Canónigo y finalmente arcediano en la catedral de Morelia (antigua Valladolid), Escandón fue de todos respetado como persona moral y de poder, pero también se vio envuelto en un lance controversial y que puso su estatus y honorabilidad en jaque, durante los últimos años de su vida: el levantamiento de la pena de excomunión al cura Miguel Hidalgo. En realidad, su autoridad estaba en relación directa a su desempeño como cerebro financiero de la diócesis y justo se vio confrontado en momentos de crisis por las presiones de la Corona, de cara a los impuestos y a los préstamos forzosos. El respeto granjeado por su persona también era consecuencia de una imagen construida y cuidada: sin ganas de figurar entre los arrebatos del tiempo, se hizo, en el ámbito privado, de un estilo de vida munificente pero sin olvidar a los desvalidos, impresionando intencionalmente a todas las clases sociales.

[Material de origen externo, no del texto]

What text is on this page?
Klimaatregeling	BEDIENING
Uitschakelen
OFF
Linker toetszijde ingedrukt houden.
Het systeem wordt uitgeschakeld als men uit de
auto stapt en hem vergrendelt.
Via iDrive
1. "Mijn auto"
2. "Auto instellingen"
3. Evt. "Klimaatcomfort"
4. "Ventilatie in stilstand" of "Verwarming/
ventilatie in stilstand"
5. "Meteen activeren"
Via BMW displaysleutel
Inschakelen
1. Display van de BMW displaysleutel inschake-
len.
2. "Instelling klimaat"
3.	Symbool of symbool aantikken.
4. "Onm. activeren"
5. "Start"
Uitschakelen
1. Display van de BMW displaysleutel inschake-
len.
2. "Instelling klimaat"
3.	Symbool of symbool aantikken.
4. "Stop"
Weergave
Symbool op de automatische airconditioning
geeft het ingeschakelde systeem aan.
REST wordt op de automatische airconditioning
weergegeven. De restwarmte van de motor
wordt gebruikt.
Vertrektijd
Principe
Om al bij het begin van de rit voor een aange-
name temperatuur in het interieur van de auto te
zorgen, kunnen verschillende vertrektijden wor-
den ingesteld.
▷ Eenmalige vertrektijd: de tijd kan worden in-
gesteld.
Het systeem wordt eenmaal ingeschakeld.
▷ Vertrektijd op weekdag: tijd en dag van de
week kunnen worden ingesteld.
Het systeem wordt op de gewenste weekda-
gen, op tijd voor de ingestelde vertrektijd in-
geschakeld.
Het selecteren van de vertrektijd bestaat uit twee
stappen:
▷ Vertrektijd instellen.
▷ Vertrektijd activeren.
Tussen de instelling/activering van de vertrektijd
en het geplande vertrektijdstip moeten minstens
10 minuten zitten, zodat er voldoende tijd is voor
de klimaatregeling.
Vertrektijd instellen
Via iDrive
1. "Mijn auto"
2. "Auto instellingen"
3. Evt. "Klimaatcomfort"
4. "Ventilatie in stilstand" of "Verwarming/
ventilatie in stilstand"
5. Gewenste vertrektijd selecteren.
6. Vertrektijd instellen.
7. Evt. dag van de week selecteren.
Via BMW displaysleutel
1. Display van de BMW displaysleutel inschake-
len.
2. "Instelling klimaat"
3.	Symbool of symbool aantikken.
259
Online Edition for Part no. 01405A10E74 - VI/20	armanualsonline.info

Nacido en Santiago de Querétaro en 1745, era heredero de un capital social en activo por méritos de familia y de peso en la región, en tanto hijo de uno de los hombres más poderosos y temibles de la Nueva España, el conquistador de origen montañés José Escandón y la Helguera, conde de Sierra Gorda. Un militar “pacificador” que durante cincuenta y cuatro años, por iniciativa propia, había extendido los territorios del virreinato y sometido a los grupos indígenas más resistentes e indómitos de la sierra queretana-hidalguense y del noreste septentrional o “seno mexicano”. Mariano era el segundo vástago en la línea de sucesión y así en 1759 fue enviado a la ciudad de México al Colegio de San Ildefonso para emprender la carrera eclesiástica: se graduó tres veces de bachiller en la Real y Pontificia Universidad en filosofía, cánones y derecho civil. Luego recibió el presbiterado de manos del arzobispo Lorenzana y, cuando comenzaba su carrera como catedrático, la muerte de su padre en 1770 lo obligó a restituirse a Querétaro para ponerse al frente de los negocios familiares. Más aún porque pesaba sobre la figura del primer conde un juicio de residencia, que afectaba la reputación y el porvenir de sus descendientes –suspendidos para ocupar puestos públicos–, y que no se resolvió favorablemente sino entre 1773 y 1774.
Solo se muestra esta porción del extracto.